A delightfully strange, unflinchingly surreal novel that brings to mind Kafka and Hrabal. When a narcissistic government worker named Bjorn discovers a secret room, his co-workers, who do not believe the room exists, ostracize him. While in the room, however, Bjorn does his best work, making himself indispensable. The co-workers who despise him come to resentfully rely on him to keep their entire department relevant. A slim, tricky, maddeningly amusing novel that leaves many questions unanswered. Of all the books I’ve read this year, this is the one that most often comes to mind at random moments.
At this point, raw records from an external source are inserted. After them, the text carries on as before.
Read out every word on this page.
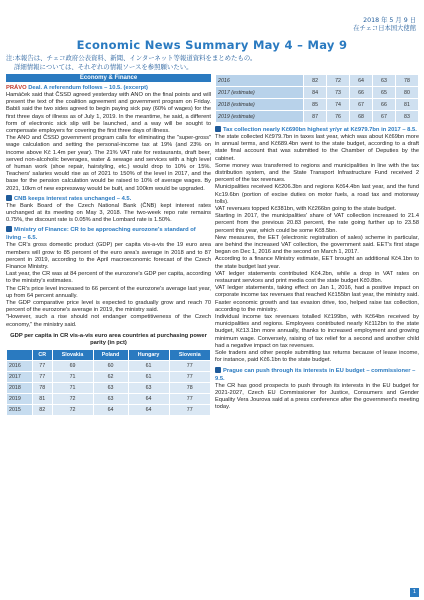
2018 年 5 月 9 日
在チェコ日本国大使館
Economic News Summary May 4 – May 9
注:本報告は、チェコ政府公表資料、新聞、インターネット等報道資料をまとめたもの。
詳細情報については、それぞれの情報ソースを参照願いたい。
Economy & Finance
PRÁVO Deal. A referendum follows – 10.5. (excerpt)

Hamáček said that ČSSD agreed yesterday with ANO on the final points and will present the text of the coalition agreement and government program on Friday. Babiš said the two sides agreed to begin paying sick pay (60% of wages) for the first three days of illness as of July 1, 2019. In the meantime, he said, a different form of electronic sick slip will be launched, and a way will be sought to compensate employers for covering the first three days of illness.

The ANO and ČSSD government program calls for eliminating the "super-gross" wage calculation and setting the personal-income tax at 19% (and 23% on income above Kč 1.4m per year). The 21% VAT rate for restaurants, draft beer, served non-alcoholic beverages, water & sewage and services with a high level of human work (shoe repair, hairstyling, etc.) would drop to 10% or 15%. Teachers' salaries would rise as of 2021 to 150% of the level in 2017, and the base for the pension calculation would be raised to 10% of average wages. By 2021, 10km of new expressway would be built, and 100km would be upgraded.

CNB keeps interest rates unchanged – 4.5.

The Bank Board of the Czech National Bank (ČNB) kept interest rates unchanged at its meeting on May 3, 2018. The two-week repo rate remains 0.75%, the discount rate is 0.05% and the Lombard rate is 1.50%.

Ministry of Finance: CR to be approaching eurozone's standard of living – 6.5.

The CR's gross domestic product (GDP) per capita vis-a-vis the 19 euro area members will grow to 85 percent of the euro area's average in 2018 and to 87 percent in 2019, according to the April macroeconomic forecast of the Czech Finance Ministry.

Last year, the CR was at 84 percent of the eurozone's GDP per capita, according to the ministry's estimates.

The CR's price level increased to 66 percent of the eurozone's average last year, up from 64 percent annually.

The GDP comparative price level is expected to gradually grow and reach 70 percent of the eurozone's average in 2019, the ministry said.

"However, such a rise should not endanger competitiveness of the Czech economy," the ministry said.

GDP per capita in CR vis-a-vis euro area countries at purchasing power parity (in pct)
	CR	Slovakia	Poland	Hungary	Slovenia
2016	77	69	60	61	77
2017	77	71	62	61	77
2018	78	71	63	63	78
2019	81	72	63	64	77
2015	82	72	64	64	77
2016	82	72	64	63	78
2017 (estimate)	84	73	66	65	80
2018 (estimate)	85	74	67	66	81
2019 (estimate)	87	76	68	67	83
Tax collection nearly Kč690bn highest yr/yr at Kč979.7bn in 2017 – 8.5.

The state collected Kč979.7bn in taxes last year, which was about Kč69bn more in annual terms, and Kč689.4bn went to the state budget, according to a draft state final account that was submitted to the Chamber of Deputies by the cabinet.

Some money was transferred to regions and municipalities in line with the tax distribution system, and the State Transport Infrastructure Fund received 2 percent of the tax revenues.

Municipalities received Kč206.3bn and regions Kč64.4bn last year, and the fund Kc19.6bn (portion of excise duties on motor fuels, a road tax and motorway tolls).

VAT revenues topped Kč381bn, with Kč266bn going to the state budget.

Starting in 2017, the municipalities' share of VAT collection increased to 21.4 percent from the previous 20.83 percent, the rate going further up to 23.58 percent this year, which could be some Kč8.5bn.

New measures, the EET (electronic registration of sales) scheme in particular, are behind the increased VAT collection, the government said. EET's first stage began on Dec 1, 2016 and the second on March 1, 2017.

According to a finance Ministry estimate, EET brought an additional Kč4.1bn to the state budget last year.

VAT ledger statements contributed Kč4.2bn, while a drop in VAT rates on restaurant services and print media cost the state budget Kč0.8bn.

VAT ledger statements, taking effect on Jan 1, 2016, had a positive impact on corporate income tax revenues that reached Kč155bn last year, the ministry said.

Faster economic growth and tax evasion drive, too, helped raise tax collection, according to the ministry.

Individual income tax revenues totalled Kč199bn, with Kč64bn received by municipalities and regions. Employees contributed nearly Kč112bn to the state budget, Kč13.1bn more annually, thanks to increased employment and growing minimum wage. Conversely, raising of tax relief for a second and another child had a negative impact on tax revenues.

Sole traders and other people submitting tax returns because of lease income, for instance, paid Kč6.1bn to the state budget.

Prague can push through its interests in EU budget – commissioner – 9.5.

The CR has good prospects to push through its interests in the EU budget for 2021-2027, Czech EU Commissioner for Justice, Consumers and Gender Equality Vera Jourova said at a press conference after the government's meeting today.

1
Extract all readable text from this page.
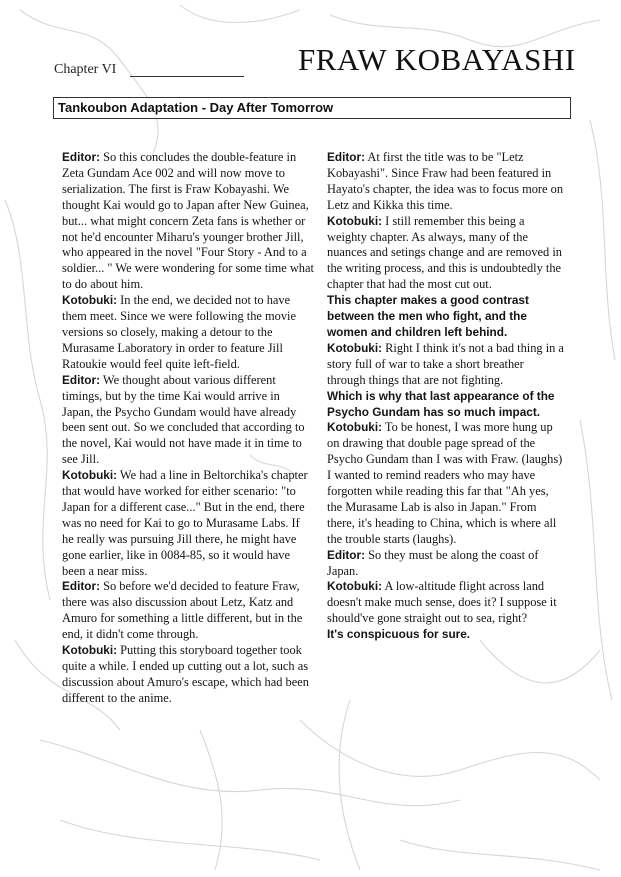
Chapter VI	FRAW KOBAYASHI
Tankoubon Adaptation - Day After Tomorrow

Editor: So this concludes the double-feature in Zeta Gundam Ace 002 and will now move to serialization. The first is Fraw Kobayashi. We thought Kai would go to Japan after New Guinea, but... what might concern Zeta fans is whether or not he'd encounter Miharu's younger brother Jill, who appeared in the novel "Four Story - And to a soldier... " We were wondering for some time what to do about him.

Kotobuki: In the end, we decided not to have them meet. Since we were following the movie versions so closely, making a detour to the Murasame Laboratory in order to feature Jill Ratoukie would feel quite left-field.

Editor: We thought about various different timings, but by the time Kai would arrive in Japan, the Psycho Gundam would have already been sent out. So we concluded that according to the novel, Kai would not have made it in time to see Jill.

Kotobuki: We had a line in Beltorchika's chapter that would have worked for either scenario: "to Japan for a different case..." But in the end, there was no need for Kai to go to Murasame Labs. If he really was pursuing Jill there, he might have gone earlier, like in 0084-85, so it would have been a near miss.

Editor: So before we'd decided to feature Fraw, there was also discussion about Letz, Katz and Amuro for something a little different, but in the end, it didn't come through.

Kotobuki: Putting this storyboard together took quite a while. I ended up cutting out a lot, such as discussion about Amuro's escape, which had been different to the anime.

Editor: At first the title was to be "Letz Kobayashi". Since Fraw had been featured in Hayato's chapter, the idea was to focus more on Letz and Kikka this time.

Kotobuki: I still remember this being a weighty chapter. As always, many of the nuances and setings change and are removed in the writing process, and this is undoubtedly the chapter that had the most cut out.

This chapter makes a good contrast between the men who fight, and the women and children left behind.

Kotobuki: Right I think it's not a bad thing in a story full of war to take a short breather through things that are not fighting.

Which is why that last appearance of the Psycho Gundam has so much impact.

Kotobuki: To be honest, I was more hung up on drawing that double page spread of the Psycho Gundam than I was with Fraw. (laughs) I wanted to remind readers who may have forgotten while reading this far that "Ah yes, the Murasame Lab is also in Japan." From there, it's heading to China, which is where all the trouble starts (laughs).

Editor: So they must be along the coast of Japan.

Kotobuki: A low-altitude flight across land doesn't make much sense, does it? I suppose it should've gone straight out to sea, right?

It's conspicuous for sure.
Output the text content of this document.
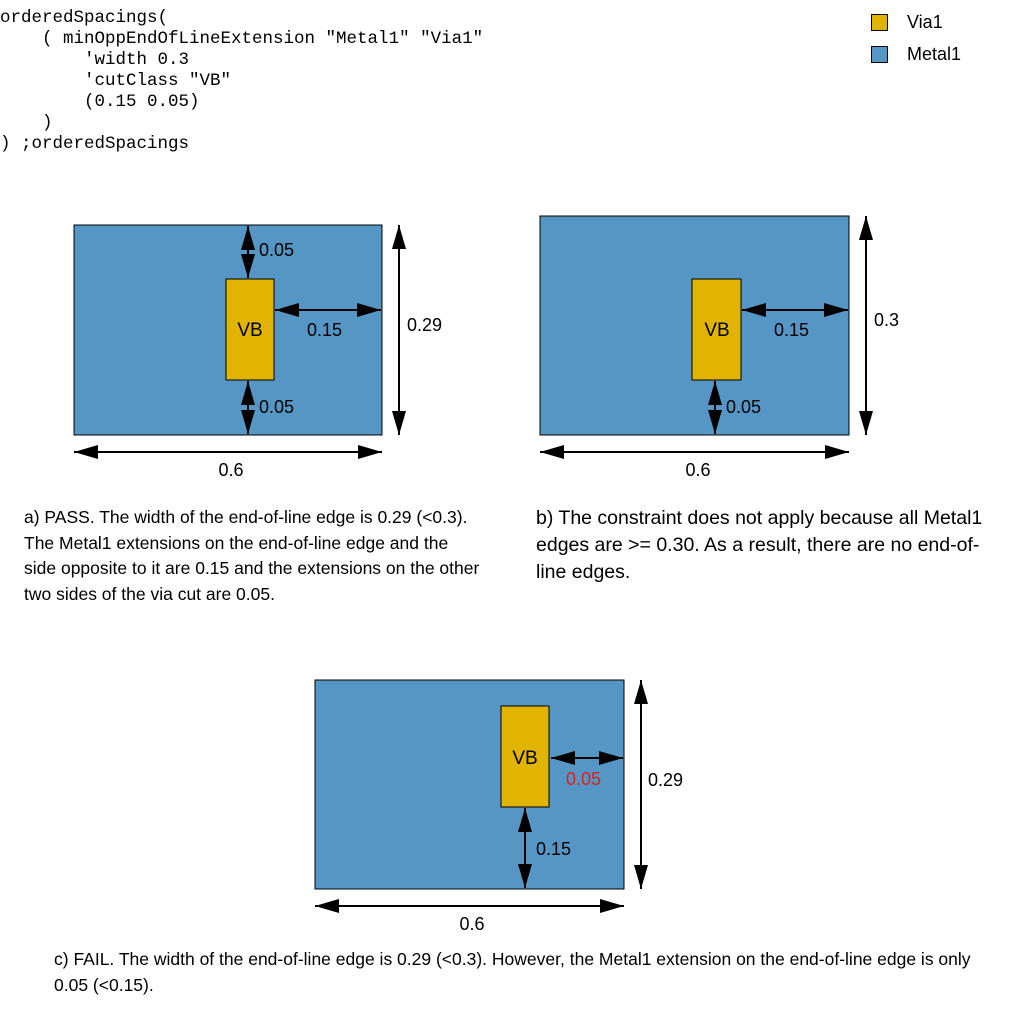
orderedSpacings(
( minOppEndOfLineExtension "Metal1" "Via1"
'width 0.3
'cutClass "VB"
(0.15 0.05)
)
) ;orderedSpacings
Via1
Metal1
VB
0.05
0.15
0.05
0.29
0.6
VB 0.15
0.05
0.3
0.6
VB
0.05
0.15
0.29
0.6
a) PASS. The width of the end-of-line edge is 0.29 (<0.3). The Metal1 extensions on the end-of-line edge and the side opposite to it are 0.15 and the extensions on the other two sides of the via cut are 0.05.
b) The constraint does not apply because all Metal1 edges are >= 0.30. As a result, there are no end-of-line edges.
c) FAIL. The width of the end-of-line edge is 0.29 (<0.3). However, the Metal1 extension on the end-of-line edge is only 0.05 (<0.15).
Crown Publishing, Feb. 2015

ISBN  9780804139984

Buy the book:  Indiebound   Amazon

There Must Be Some Mistake, by Frederick Barthelme

Forgetful Bay reminds me a lot of the Gulf Coast, where I grew up. No one does Gulf Coast torpor–the heat and humidity and wrenching boredom of it–quite like Barthelme. Wallace Webster lives a quiet life, observing the strange goings-on and frequent deaths in this backwater community with a sharp eye and quick wit. I was reminded of the short story “The School,” by Barthelme’s brother Donald, in which a series of small animals dies, leaving a group of innocent children wondering, “Is death that which gives meaning to life?” As with “The School,” the crimes that befall Forgetful Bay become increasingly difficult to ignore.

Barthelme draws Webster’s relationships with the various women in his life–daughter, co-worker, and occasional lover–with tenderness and complexity. A wonderful novel by one of my favorite writers, whose work proves, again and again, that you don’t need a lot of pages to cover a whole lot of emotional ground.